Here’s how it works: Anyone can sign up as a “friend” for free by creating a profile, listing their interests and setting an hourly rate. People who want to hire pay a membership fee, typically around US$24.95 a month, to connect with friends across the platform.
With a rented friend, you can do pretty much anything platonic. Go sightseeing, hit a museum, catch a game, work out together or even bring them along to a party or family event. At its heart, RentAFriend connects people who need company with those happy to earn a little extra simply by being one.

Back in 2014, in the small town of Norwood, Ontario, Canada, three brothers—Jarrod, Darren and Ryan Goldin, set out to do something that sounded downright bizarre at the time: farm crickets for people to eat.
The idea first struck Jarrod after he saw a cricket-based nutrition bar on television. Around the same time, the UN released a report on edible insects as a sustainable food source. Suddenly, the “weird” idea didn’t seem so weird after all.
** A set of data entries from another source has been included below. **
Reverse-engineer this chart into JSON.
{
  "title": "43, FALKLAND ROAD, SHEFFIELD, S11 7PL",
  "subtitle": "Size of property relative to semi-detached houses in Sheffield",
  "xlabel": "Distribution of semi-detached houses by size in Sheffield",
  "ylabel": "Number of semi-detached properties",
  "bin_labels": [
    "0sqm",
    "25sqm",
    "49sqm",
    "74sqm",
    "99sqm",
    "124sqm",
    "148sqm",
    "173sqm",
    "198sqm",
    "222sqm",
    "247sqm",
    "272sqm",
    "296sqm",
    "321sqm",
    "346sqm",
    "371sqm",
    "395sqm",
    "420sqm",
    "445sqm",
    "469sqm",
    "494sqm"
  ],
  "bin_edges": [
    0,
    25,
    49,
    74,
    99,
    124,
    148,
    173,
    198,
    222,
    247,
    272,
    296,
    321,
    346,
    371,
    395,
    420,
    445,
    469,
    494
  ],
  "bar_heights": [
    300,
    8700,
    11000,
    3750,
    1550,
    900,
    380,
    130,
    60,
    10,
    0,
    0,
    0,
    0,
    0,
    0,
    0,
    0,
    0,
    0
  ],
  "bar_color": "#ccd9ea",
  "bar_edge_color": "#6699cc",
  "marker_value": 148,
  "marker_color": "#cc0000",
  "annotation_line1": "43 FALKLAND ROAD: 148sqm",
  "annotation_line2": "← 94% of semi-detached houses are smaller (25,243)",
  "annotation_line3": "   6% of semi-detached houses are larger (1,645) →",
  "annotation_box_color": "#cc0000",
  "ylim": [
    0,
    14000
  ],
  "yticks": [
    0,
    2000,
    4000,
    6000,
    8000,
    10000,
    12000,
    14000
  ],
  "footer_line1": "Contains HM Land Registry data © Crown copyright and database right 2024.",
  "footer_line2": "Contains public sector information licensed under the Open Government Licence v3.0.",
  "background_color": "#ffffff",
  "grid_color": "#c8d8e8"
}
At Entomo Farms, crickets are raised in cage-free “cricket condos”, where they live in warm, dark spaces that mimic their natural habitat. They’re fed and cared for until they reach about six or seven weeks old, then humanely harvested using a CO₂ method. From there, they’re rinsed, roasted and ground into a fine powder—no additives, just pure cricket protein.
The appeal goes beyond novelty. Crickets are packed with nutrients and need far less land, feed and water than beef, making them both healthy and eco-friendly.
While their approach may seem unconventional, what drives Entomo Farms is simple: making sustainable, responsible food accessible to everyone.
These startups prove that innovation doesn’t always wear a serious face. Sometimes, it turns up wrapped in humor, curiosity or even a touch of absurdity, yet still manages to spark real change. From crickets turned into protein to chickens rented out by the season, each weird startup idea shows that entrepreneurship thrives when people dare to think differently.
While some of these unusual business ideas burned bright then faded, others are still evolving in the background, shifting from fads to niche services or steady, quiet companies. What they share is a willingness to test an idea most people would dismiss at first glance.
That is the real takeaway for founders. Weird startup ideas will not always scale into unicorns, yet they can test new consumer habits, open up fresh markets and shape culture in surprising ways. If you are building something new, there is space for products that make people laugh, think or raise an eyebrow before they reach for their wallet.